Texto de Camila Godoi para a blogagem coletiva do dia visibilidade trans – 29 de janeiro.
Se eu não responder “corretamente” aos testes consagrados pelos protocolos médicos e psicológicos, eu não terei a minha existência legitimada pelo estado devido à ausência de laudos que atestem que eu sou quem eu afirmo que sou: a mulher Camila Mendes de Godoi.
Cogito ergo sum?
Eu tenho que pensar em quais são as respostas consideradas “corretas” para eu poder existir, oficialmente. Eu tenho que satisfazer àqueles que se consideram “normais” e que se consideram “capazes” de decidir se a minha existência como mulher é legítima ou não.
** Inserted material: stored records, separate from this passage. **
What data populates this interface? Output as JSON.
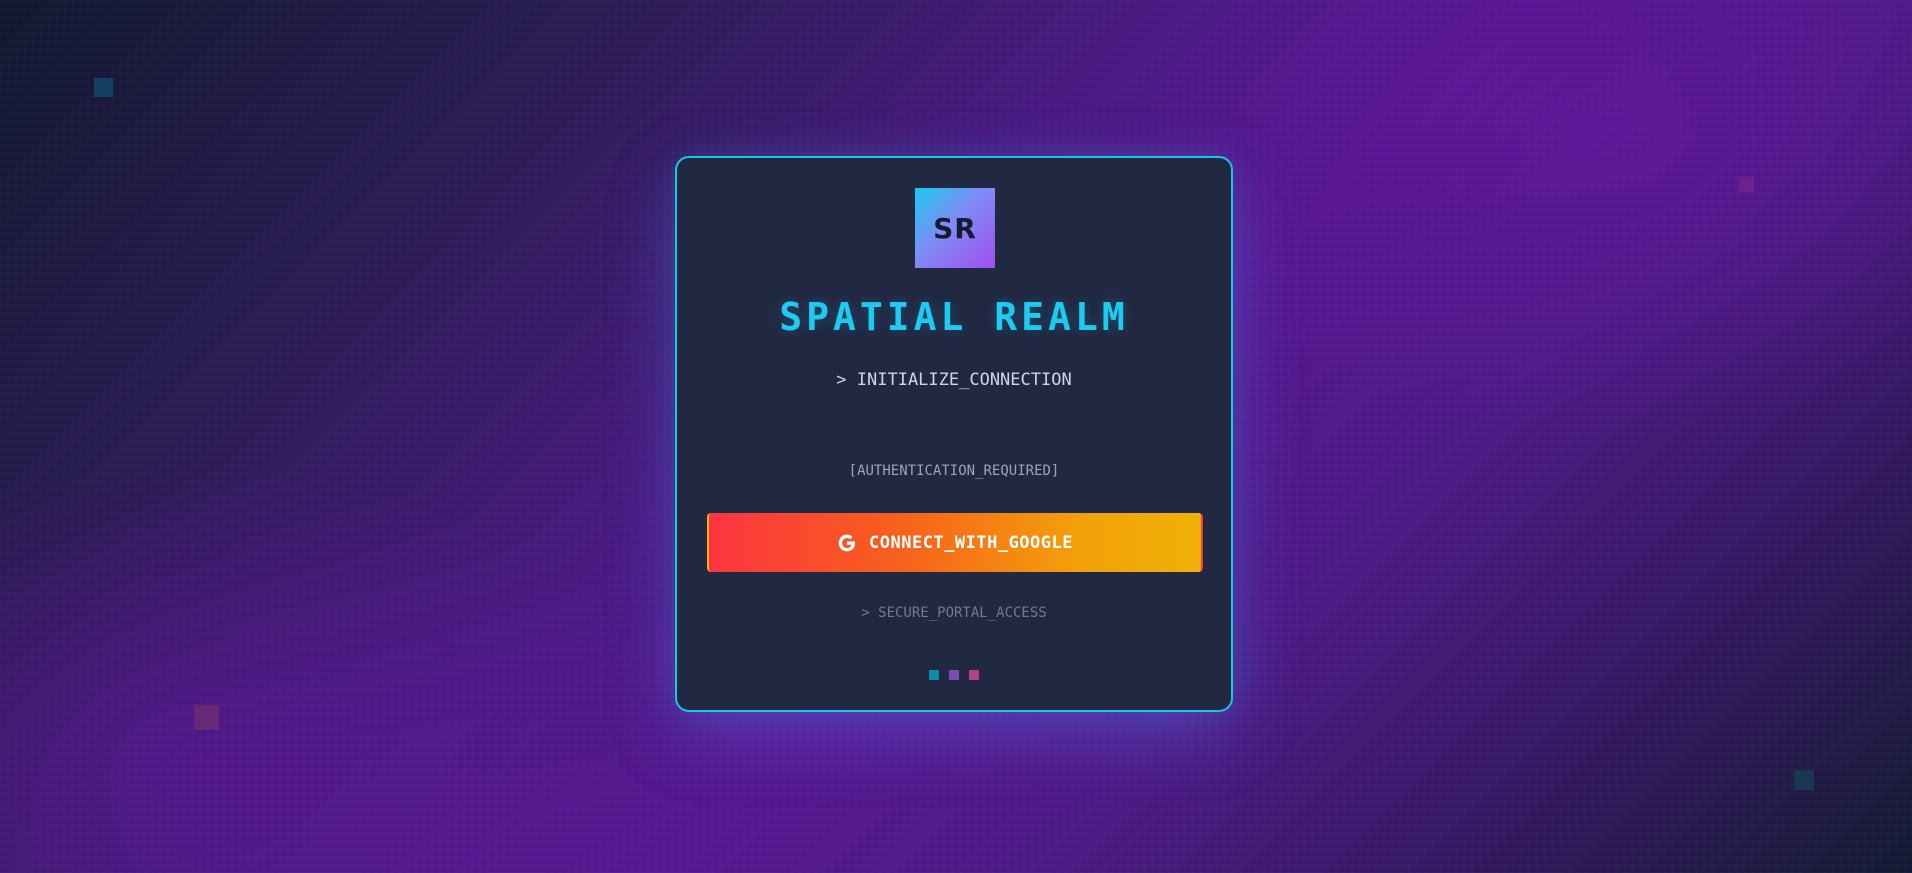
{
  "app": {
    "logo_text": "SR",
    "title": "SPATIAL REALM",
    "subtitle": "> INITIALIZE_CONNECTION"
  },
  "auth": {
    "status_label": "[AUTHENTICATION_REQUIRED]",
    "google_button_label": "CONNECT_WITH_GOOGLE",
    "google_icon": "google-g-icon",
    "secure_note": "> SECURE_PORTAL_ACCESS"
  },
  "indicators": {
    "dot_colors": [
      "#118ba3",
      "#7b4bb2",
      "#b0418a"
    ]
  },
  "theme": {
    "accent": "#1ecbf0",
    "card_background": "#212842",
    "button_gradient_start": "#fc3440",
    "button_gradient_end": "#f0b106"
  }
}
Ou seja, aos quarenta e quatro anos de idade, Engenheira formada pela Universidade Estadual de Campinas (UNICAMP) e já contando vinte anos de carreira docente no Ensino Superior e no Ensino Médio[1], eu sou vista pela ciência normativa como “incapaz”. E, por isso, eu dependo da benevolência de profissionais “capazes” de dizer quem eu sou.
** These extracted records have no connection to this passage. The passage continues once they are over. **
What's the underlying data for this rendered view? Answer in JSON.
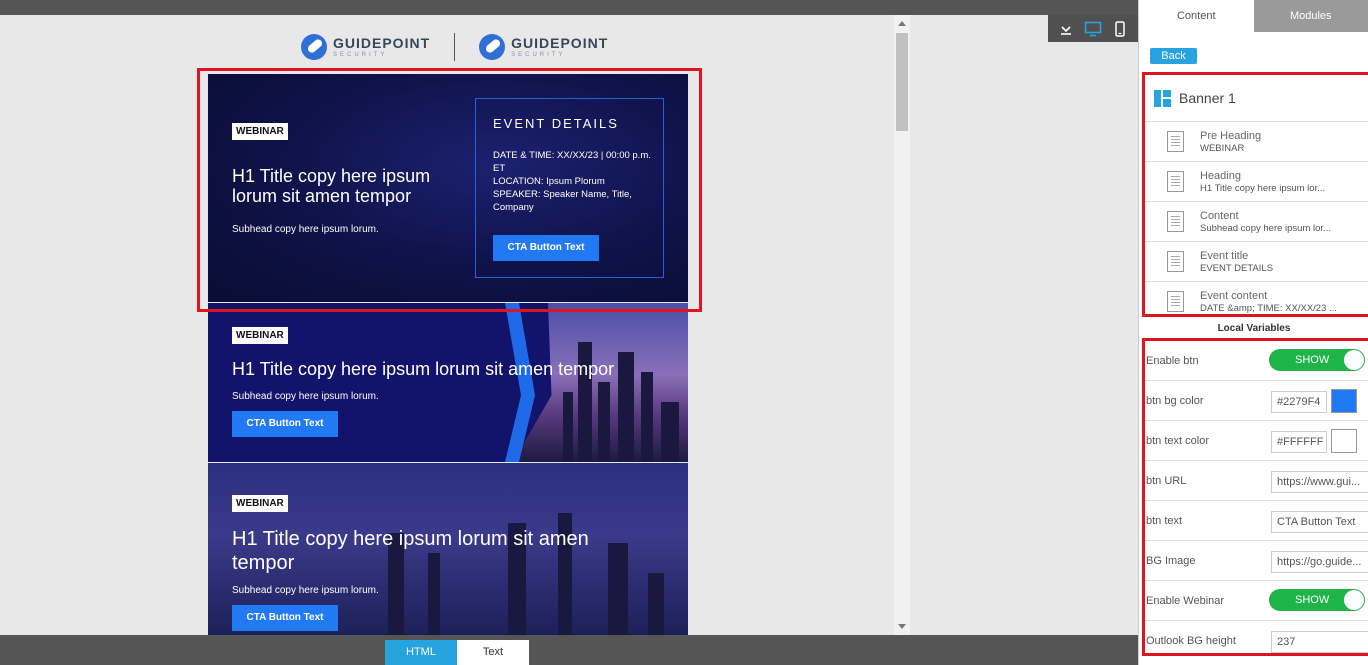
{
  "canvas": {
    "logos": [
      {
        "name": "GUIDEPOINT",
        "sub": "SECURITY"
      },
      {
        "name": "GUIDEPOINT",
        "sub": "SECURITY"
      }
    ],
    "banner1": {
      "tag": "WEBINAR",
      "heading": "H1 Title copy here ipsum lorum sit amen tempor",
      "subhead": "Subhead copy here ipsum lorum.",
      "event_title": "EVENT DETAILS",
      "event_lines": [
        "DATE & TIME: XX/XX/23 | 00:00 p.m. ET",
        "LOCATION: Ipsum Plorum",
        "SPEAKER: Speaker Name, Title, Company"
      ],
      "cta": "CTA Button Text"
    },
    "banner2": {
      "tag": "WEBINAR",
      "heading": "H1 Title copy here ipsum lorum sit amen tempor",
      "subhead": "Subhead copy here ipsum lorum.",
      "cta": "CTA Button Text"
    },
    "banner3": {
      "tag": "WEBINAR",
      "heading": "H1 Title copy here ipsum lorum sit amen tempor",
      "subhead": "Subhead copy here ipsum lorum.",
      "cta": "CTA Button Text"
    }
  },
  "bottom_tabs": {
    "html": "HTML",
    "text": "Text"
  },
  "device_icons": [
    "collapse-icon",
    "desktop-icon",
    "mobile-icon"
  ],
  "panel": {
    "tabs": {
      "content": "Content",
      "modules": "Modules"
    },
    "back": "Back",
    "banner_name": "Banner 1",
    "layers": [
      {
        "title": "Pre Heading",
        "value": "WEBINAR"
      },
      {
        "title": "Heading",
        "value": "H1 Title copy here ipsum lor..."
      },
      {
        "title": "Content",
        "value": "Subhead copy here ipsum lor..."
      },
      {
        "title": "Event title",
        "value": "EVENT DETAILS"
      },
      {
        "title": "Event content",
        "value": "DATE &amp; TIME: XX/XX/23 ..."
      }
    ],
    "local_vars_title": "Local Variables",
    "vars": {
      "enable_btn": {
        "label": "Enable btn",
        "value": "SHOW"
      },
      "btn_bg_color": {
        "label": "btn bg color",
        "value": "#2279F4"
      },
      "btn_text_color": {
        "label": "btn text color",
        "value": "#FFFFFF"
      },
      "btn_url": {
        "label": "btn URL",
        "value": "https://www.gui..."
      },
      "btn_text": {
        "label": "btn text",
        "value": "CTA Button Text"
      },
      "bg_image": {
        "label": "BG Image",
        "value": "https://go.guide..."
      },
      "enable_webinar": {
        "label": "Enable Webinar",
        "value": "SHOW"
      },
      "outlook_bg_height": {
        "label": "Outlook BG height",
        "value": "237"
      }
    }
  },
  "colors": {
    "accent": "#27a4e0",
    "cta": "#2279F4",
    "highlight": "#e0141e",
    "toggle": "#1fb44a"
  }
}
Se eu responder “corretamente” aos testes, ganharei o “privilégio” de ser tratada como uma doente, jamais como uma pessoa “normal”. Serei marcada com um CID[2] e terei o direito de sobreviver à minha “disforia de gênero” através de uma vida regrada por uma terapia hormonal e pela sujeição a possíveis cirurgias. E deverei gratidão àquelas pessoas “normais” que tiveram a “bondade” e a “capacidade” de me classificarem como uma entidade patológica. Tudo isso porque eu não sou considerada capaz de enunciar quem eu sou.
Em um passado não tão distante, muitas pessoas transgêneras[3] viam nesta tutela médica e psicológica a única possibilidade de não serem tratadas completamente como marginais numa sociedade fortemente transfóbica: “- Por favor, tenham dó de mim e não me machuquem (muito). Acolham-me porque eu sou doente e preciso de sua caridade”.
Com o avanço do empoderamento da militância e da autodeterminação das pessoas transgêneras[4], processo esse que vem se consolidando há muitas décadas pela combatividade de seres considerados “ilegítimos” e “marginais”, as pessoas transgêneras estão se sentindo muito mais seguras para se identificarem – enquanto seres humanos plenamente capazes – e enunciarem ao mundo os seus gêneros. Nós pensamos e existimos. E somos capazes de dizer quem somos.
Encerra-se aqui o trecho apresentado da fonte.